The Second Kurodahan Press Translation Prize was won by Dink Tanaka for an outstanding translation of Takagi Nobuko's short story, to be published this year in Speculative Japan Volume 2. Congratulations, and thank you for a wonderful read!
And, on a personal note, my translation of Asamatsu Ken's short story, "Spherical Trigonometry," will be published later this year in Cthulhu's Reign, edited by Darrell Schweitzer and published by DAW Books. I've read the other stories in the anthology, and I'm honored to be a member of that company, if only as translator!
What about stuff that isn't up on the website yet?

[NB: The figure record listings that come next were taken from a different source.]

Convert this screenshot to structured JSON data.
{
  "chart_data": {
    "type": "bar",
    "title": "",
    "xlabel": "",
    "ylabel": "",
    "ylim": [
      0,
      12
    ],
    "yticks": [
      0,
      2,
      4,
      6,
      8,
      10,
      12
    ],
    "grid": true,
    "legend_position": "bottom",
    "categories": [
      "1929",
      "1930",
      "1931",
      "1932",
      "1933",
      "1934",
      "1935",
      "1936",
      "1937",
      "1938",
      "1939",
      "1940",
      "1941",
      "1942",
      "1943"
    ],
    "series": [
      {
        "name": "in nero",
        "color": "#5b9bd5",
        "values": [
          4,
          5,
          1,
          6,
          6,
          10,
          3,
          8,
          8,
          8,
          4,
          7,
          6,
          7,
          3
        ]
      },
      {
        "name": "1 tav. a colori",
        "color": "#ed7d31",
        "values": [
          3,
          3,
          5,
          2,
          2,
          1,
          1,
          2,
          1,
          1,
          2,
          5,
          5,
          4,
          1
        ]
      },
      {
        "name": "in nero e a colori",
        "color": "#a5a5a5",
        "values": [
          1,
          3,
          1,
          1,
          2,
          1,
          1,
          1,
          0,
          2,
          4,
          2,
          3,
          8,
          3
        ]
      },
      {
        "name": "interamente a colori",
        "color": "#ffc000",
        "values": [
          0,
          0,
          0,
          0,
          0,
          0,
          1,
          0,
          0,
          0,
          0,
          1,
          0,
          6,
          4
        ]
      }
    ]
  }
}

Lots of exciting stuff happening under the surface, and some of it I just can't talk about yet because it's still not signed. We will be publishing the first works in Japanese by (literally) world-famous Serbian author Zoran Živković, and NEWS FLASH a number of his works in English as well as Japanese! Top-notch Japanese translator Yamada Junko, who has handled such luminaries as Robert A. Heinlein and Stephen King, will be handling translation of his work into Japanese. More information on that as it develops, but it should all happen this year.

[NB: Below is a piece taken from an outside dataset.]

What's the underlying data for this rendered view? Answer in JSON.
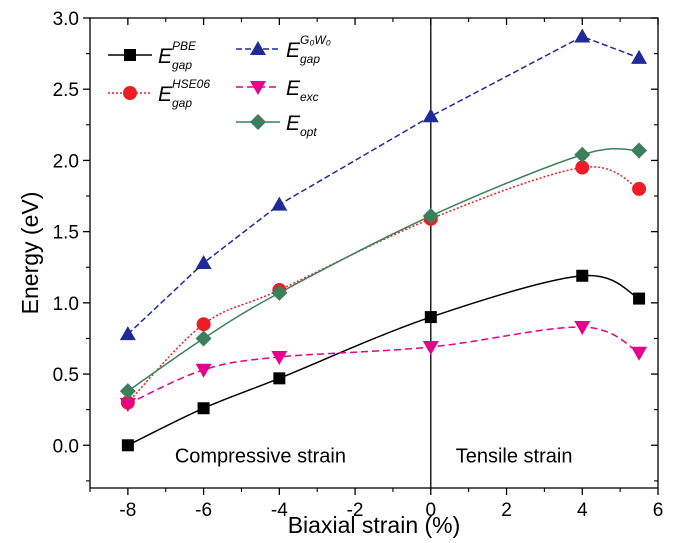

We have permission to do a collection of works by award-winning Japanese author Yoshiyuki Junnosuke(吉行淳之介), who made quite a splash years ago when John Bester's translation of The Dark Room was published to bring his sensual and riveting work to the English mainstream. Work on this is being handled by expert translator Andrew Clare, who has done a number of pieces for us, and novels for other publishers.
We are in discussion, and apparently on the verge of actually signing the contract for, a two-volume epic by a very famous Japanese author set at the time of the Meiji Restoration... incredible characters and action (mostly factual!), with a story line that is almost entirely drawn from the history books but still has enough energy to spin off a huge number of books, TV dramas, films and (more recently) manga and anime.
I wonder how many people would be interested in an English-language version of Tanaka Yoshiki's Legend of the Galactic Hero series? All I can say is that we're talking about it, but when I sacrificed a chicken over the New Year (yeah, I know it's supposed to be a goat, but roast chicken will fit in our oven...) all the signs and portents were good! That is one series I've wanted to do for, wow, decades! I don't know when all the i's will be dotted and t's crossed, but I'm already holding my breath on this one.
And of course there are a lot of other things bubbling slowly out of sight, but everyone says that. As bits and pieces bubble to the surface, though, I'll be announcing them here, so please drop back one in a while to see what we're into next.
Thanks for all your support throughout the year, and I hope you'll help us make 2010 another great year for Kurodahan, and J-Lit in English!